Farmer finds sheep with ears bitten off in alleged dog attack

By Mary Dennehy

AS LAMBING season starts, local farmers have asked South Dublin County Council and members of the public to be mindful of the risks posed to sheep by dogs off the lead – especially when using Kiltipper Park.

Last week, a farmer who has land close to Kiltipper Park in Bohernabreena found two of his sheep badly injured after an alleged dog attack – which saw both sheep suffer injuries to their faces, including their ears being bitten off.

Sheep Dog Attack Kiltipper ParkThe injured sheep.

Issues around Kiltipper Park, which is owned by South Dublin County Council, have been repeatedly raised by the farming community - with calls being made for the local authority to secure or fence in the park.

The lack of signage on the control of dogs within the public park has also been flagged as a concern, with calls being made for the park to be put on the dog warden’s rota for visits.

Kiltipper Park, which has been left as a ‘natural’ park, runs from the top of the Kiltipper Road down towards Bohernabreena – with an access point to the park lying opposite the entrance to the waterworks.

Speaking with The Echo, the local farmer whose sheep were injured said: “Dogs have free run in [Kiltipper] park, there’s no policing for dogs, there’s not even signs to inform people to keep their dogs on a lead.

Kiltipper Park 07 1

Kiltpper Park is is close to farmering land, and had a new sign installed on keeping dogs on a lead

“The boundaries are also the same as when the council got it.

“Farmers have tried to fence their side of the fields but there’s nothing on the council’s side, there’s just overgrowth between lands – which wouldn’t stop a dog.

“If a dog chases a hare or a deer they usually end up in the ditch and can end up on farming land.”

He added: “When I found my sheep one was missing two ears and the other had a lump taken out of her face and an ear gone.

“This causes so much trauma for the animals and with lambing season approaching, I’m just lucky that I didn’t have the pregnant ewes in the field.”

According to the farmer, the frequency and number of dogs running around the park is also impacting on wildlife in the area, with the local farmer believing that “a bird wouldn’t get a chance” to nest in the park.

“We understand that people have to bring their dogs somewhere for a play but they should be on leads”, he said. 

“Chasing off after animals like this also endangers the dog as well due to make-up of the park, it’s very overgrown.

“This is not the dog’s fault, it’s the owner’s fault… and when people are walking two or three dogs off the lead you can’t have control of all dogs.”

Donie Anderson, Chairman of the Bohernabreena Irish Farmers’ Association (IFA), told The Echo that he is trying to secure a meeting between residents and the council’s parks department – alongside raising issues around dogs worrying sheep in the local area.

“The council did nothing to secure the park when they took it over”, Donie said.

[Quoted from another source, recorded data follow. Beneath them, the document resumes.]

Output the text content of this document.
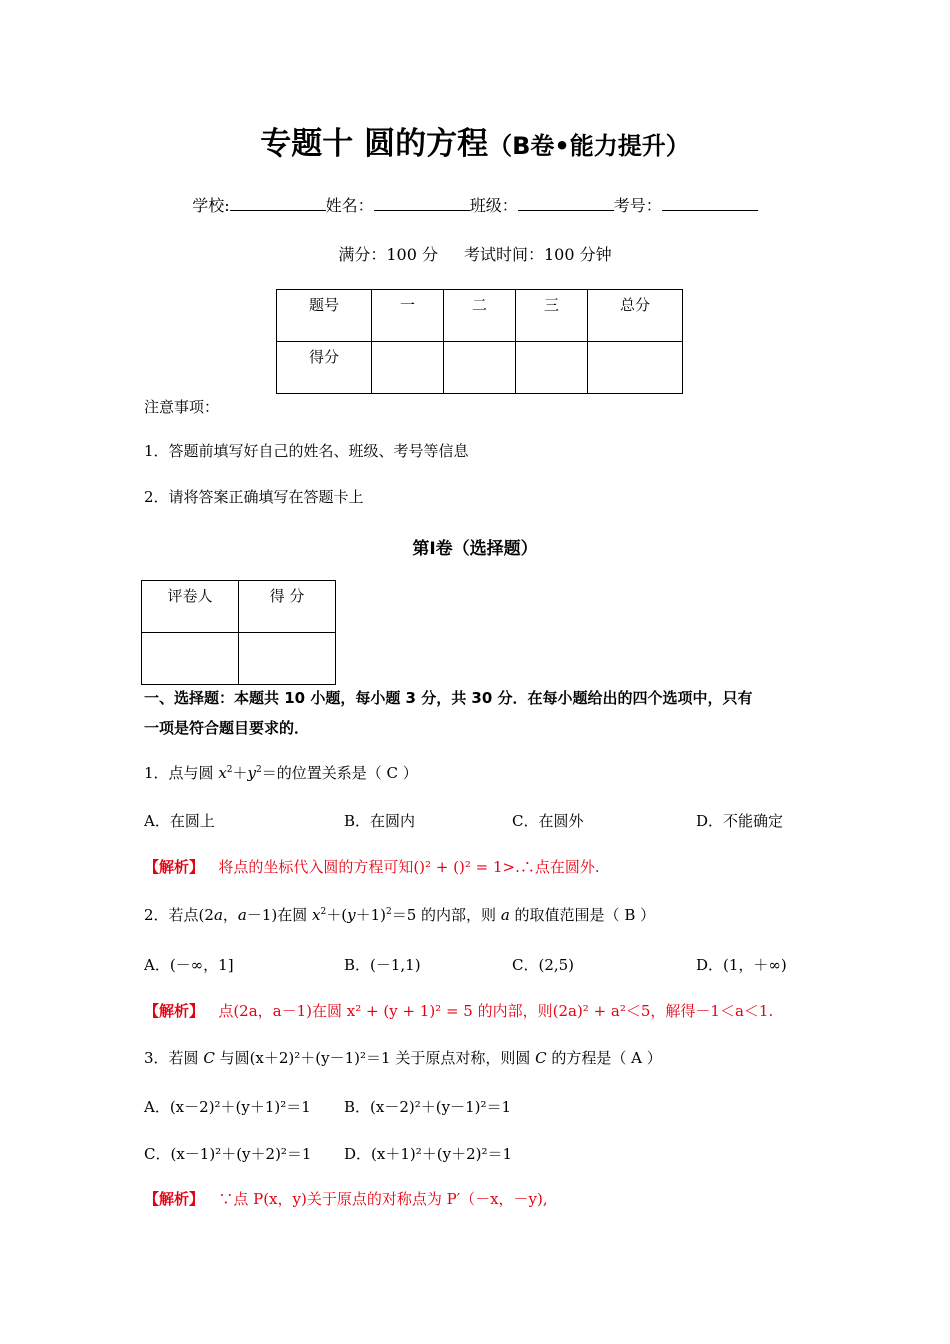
专题十 圆的方程（B卷•能力提升）
学校:	姓名：	班级：	考号：
满分：100 分 考试时间：100 分钟
题号	一	二	三	总分
得分				
注意事项：
1．答题前填写好自己的姓名、班级、考号等信息
2．请将答案正确填写在答题卡上
第Ⅰ卷（选择题）
评卷人	得 分

一、选择题：本题共 10 小题，每小题 3 分，共 30 分．在每小题给出的四个选项中，只有
一项是符合题目要求的．
1．点与圆 $x^2+y^2=$的位置关系是（ C ）
A．在圆上	B．在圆内	C．在圆外	D．不能确定
【解析】 将点的坐标代入圆的方程可知()² + ()² = 1>.∴点在圆外.
2．若点(2a，a－1)在圆 $x^2+(y+1)^2=5$ 的内部，则 a 的取值范围是（ B ）
A．(－∞，1]	B．(－1,1)	C．(2,5)	D．(1，＋∞)
【解析】 点(2a，a－1)在圆 x² + (y + 1)² = 5 的内部，则(2a)² + a²＜5，解得－1＜a＜1.
3．若圆 C 与圆(x＋2)²＋(y－1)²＝1 关于原点对称，则圆 C 的方程是（ A ）
A．(x－2)²＋(y＋1)²＝1 B．(x－2)²＋(y－1)²＝1
C．(x－1)²＋(y＋2)²＝1 D．(x＋1)²＋(y＋2)²＝1
【解析】 ∵点 P(x，y)关于原点的对称点为 P′（－x，－y),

When contacted by The Echo, Mary Maguire, of the council’s environment, water and climate change department, confirmed that signage was being arranged for Kiltipper Park – with The Echo spotting a sign going up at the entrance to the park last Tuesday afternoon.

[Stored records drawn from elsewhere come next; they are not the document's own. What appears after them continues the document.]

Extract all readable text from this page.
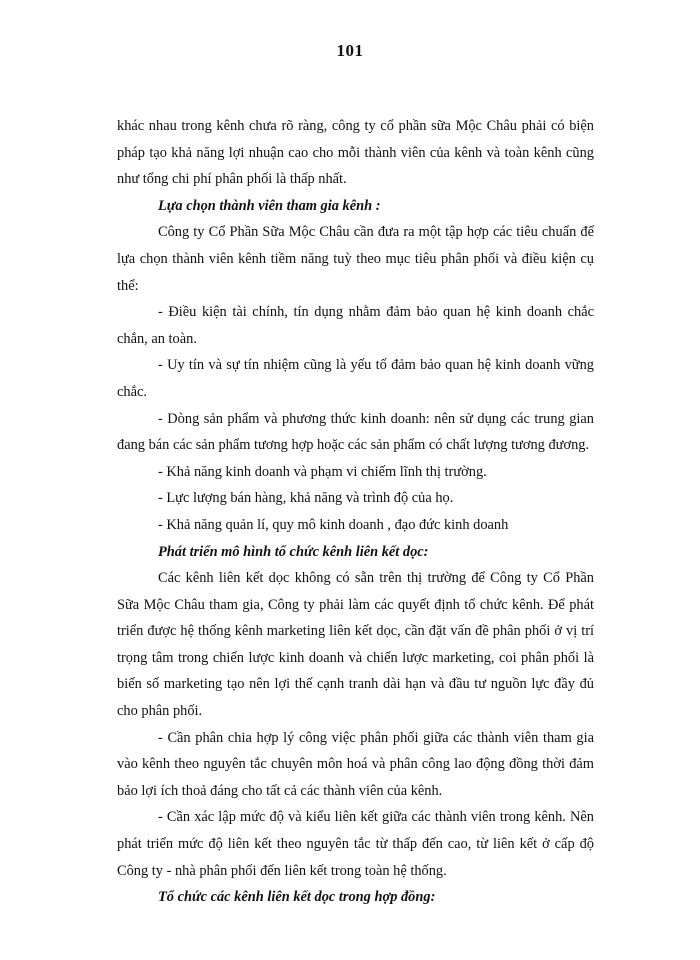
101

khác nhau trong kênh chưa rõ ràng, công ty cổ phần sữa Mộc Châu phải có biện pháp tạo khả năng lợi nhuận cao cho mỗi thành viên của kênh và toàn kênh cũng như tổng chi phí phân phối là thấp nhất.

Lựa chọn thành viên tham gia kênh :

Công ty Cổ Phần Sữa Mộc Châu cần đưa ra một tập hợp các tiêu chuẩn để lựa chọn thành viên kênh tiềm năng tuỳ theo mục tiêu phân phối và điều kiện cụ thể:

- Điều kiện tài chính, tín dụng nhằm đảm bảo quan hệ kinh doanh chắc chắn, an toàn.

- Uy tín và sự tín nhiệm cũng là yếu tố đảm bảo quan hệ kinh doanh vững chắc.

- Dòng sản phẩm và phương thức kinh doanh: nên sử dụng các trung gian đang bán các sản phẩm tương hợp hoặc các sản phẩm có chất lượng tương đương.

- Khả năng kinh doanh và phạm vi chiếm lĩnh thị trường.

- Lực lượng bán hàng, khả năng và trình độ của họ.

- Khả năng quản lí, quy mô kinh doanh , đạo đức kinh doanh

Phát triển mô hình tổ chức kênh liên kết dọc:

Các kênh liên kết dọc không có sẵn trên thị trường để Công ty Cổ Phần Sữa Mộc Châu tham gia, Công ty phải làm các quyết định tổ chức kênh. Để phát triển được hệ thống kênh marketing liên kết dọc, cần đặt vấn đề phân phối ở vị trí trọng tâm trong chiến lược kinh doanh và chiến lược marketing, coi phân phối là biến số marketing tạo nên lợi thế cạnh tranh dài hạn và đầu tư nguồn lực đầy đủ cho phân phối.

- Cần phân chia hợp lý công việc phân phối giữa các thành viên tham gia vào kênh theo nguyên tắc chuyên môn hoá và phân công lao động đồng thời đảm bảo lợi ích thoả đáng cho tất cả các thành viên của kênh.

- Cần xác lập mức độ và kiểu liên kết giữa các thành viên trong kênh. Nên phát triển mức độ liên kết theo nguyên tắc từ thấp đến cao, từ liên kết ở cấp độ Công ty - nhà phân phối đến liên kết trong toàn hệ thống.

Tổ chức các kênh liên kết dọc trong hợp đồng:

“The council is conscious of the unfortunate reality of dog attacks on sheep each spring, and refers to the Control of Dogs Act 1986 which requires that dogs must be kept under effectual control”, Ms Maguire said.

“[We also refer] to the council’s Parks and Open Spaces Bye-Laws which require that dogs are kept on a lead while in council parks and on open spaces.

“I can confirm that South Dublin County Council is aware of the recent alleged dog related incident(s), and can further confirm that, in accordance with the council’s Bye-Laws, signage is being arranged for Kiltipper Park.

“The council also advises that the sheep farming community follow the Irish Farmers’ Association protocol for farmers who encounter a dog attack on their sheep flocks.”